Une Israélienne qui s’est vue refuser le divorce fondé sur des violences domestiques prouvées par un tribunal rabbinique a fait appel au procureur général de l’Etat.

Les avocats de la femme ont fait cet appel inhabituel jeudi après le rejet de sa motion de divorce par le tribunal rabbinique de Jérusalem. Son mari a été jugé coupable et emprisonné pour 75 jours pour avoir agressé sa femme l’année dernière.

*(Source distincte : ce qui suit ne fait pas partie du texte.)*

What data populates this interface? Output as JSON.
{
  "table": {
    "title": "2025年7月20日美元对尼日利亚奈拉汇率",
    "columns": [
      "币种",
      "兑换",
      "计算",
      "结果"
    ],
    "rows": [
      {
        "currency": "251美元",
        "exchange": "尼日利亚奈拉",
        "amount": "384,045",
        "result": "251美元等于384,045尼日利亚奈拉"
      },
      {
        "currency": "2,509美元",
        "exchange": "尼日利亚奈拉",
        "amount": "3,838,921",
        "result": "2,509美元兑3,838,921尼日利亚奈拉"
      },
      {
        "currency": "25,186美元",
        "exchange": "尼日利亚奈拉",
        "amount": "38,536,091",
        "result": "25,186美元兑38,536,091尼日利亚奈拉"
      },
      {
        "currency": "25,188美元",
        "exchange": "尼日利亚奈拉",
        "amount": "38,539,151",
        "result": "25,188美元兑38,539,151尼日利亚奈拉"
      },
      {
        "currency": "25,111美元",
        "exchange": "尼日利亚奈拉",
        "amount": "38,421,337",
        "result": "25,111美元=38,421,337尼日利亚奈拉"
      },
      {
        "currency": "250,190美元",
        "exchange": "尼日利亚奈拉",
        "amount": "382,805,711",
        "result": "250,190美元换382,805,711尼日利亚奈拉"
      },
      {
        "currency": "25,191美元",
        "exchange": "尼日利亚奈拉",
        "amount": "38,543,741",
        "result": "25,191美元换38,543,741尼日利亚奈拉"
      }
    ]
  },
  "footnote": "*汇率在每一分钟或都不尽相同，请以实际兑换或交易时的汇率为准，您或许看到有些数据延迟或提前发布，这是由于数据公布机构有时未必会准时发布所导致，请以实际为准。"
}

En Israël, les tribunaux religieux font office de tribunal des affaires familiales. Selon la loi juive orthodoxe, le divorce n’est possible que si le mari l’accepte. Dans la plupart des cas, les juges rabbiniques ne peuvent pas forcer un époux à accorder le divorce à sa femme, mais ils peuvent imposer des punitions, dont l’emprisonnement et la saisie de propriété, contre ceux qui commettraient des abus sur leurs femmes sans pour autant leur accorder le divorce. Ces femmes sont appelées agunot en hébreu, ce qui signifie enchaînées.

Dans cette affaire, le mari a reconnu les violences domestiques devant le tribunal rabbinique et a déclaré regretter ses actes. L’agression avait eu lieu quand son épouse avait demandé le divorce pour la première fois, une tentative que la cour avait rejetée en raison de l’objection de son mari.

La femme avait de nouveau demandé le divorce en citant la condamnation pour agression, mais, dans son rejet de la demande, le tribunal a imputé la violence au désir de la femme de divorcer de son époux et pas à un désir de sa part de la blesser, selon Mavoi Satum, une association juive orthodoxe qui aide les femmes enchaînées.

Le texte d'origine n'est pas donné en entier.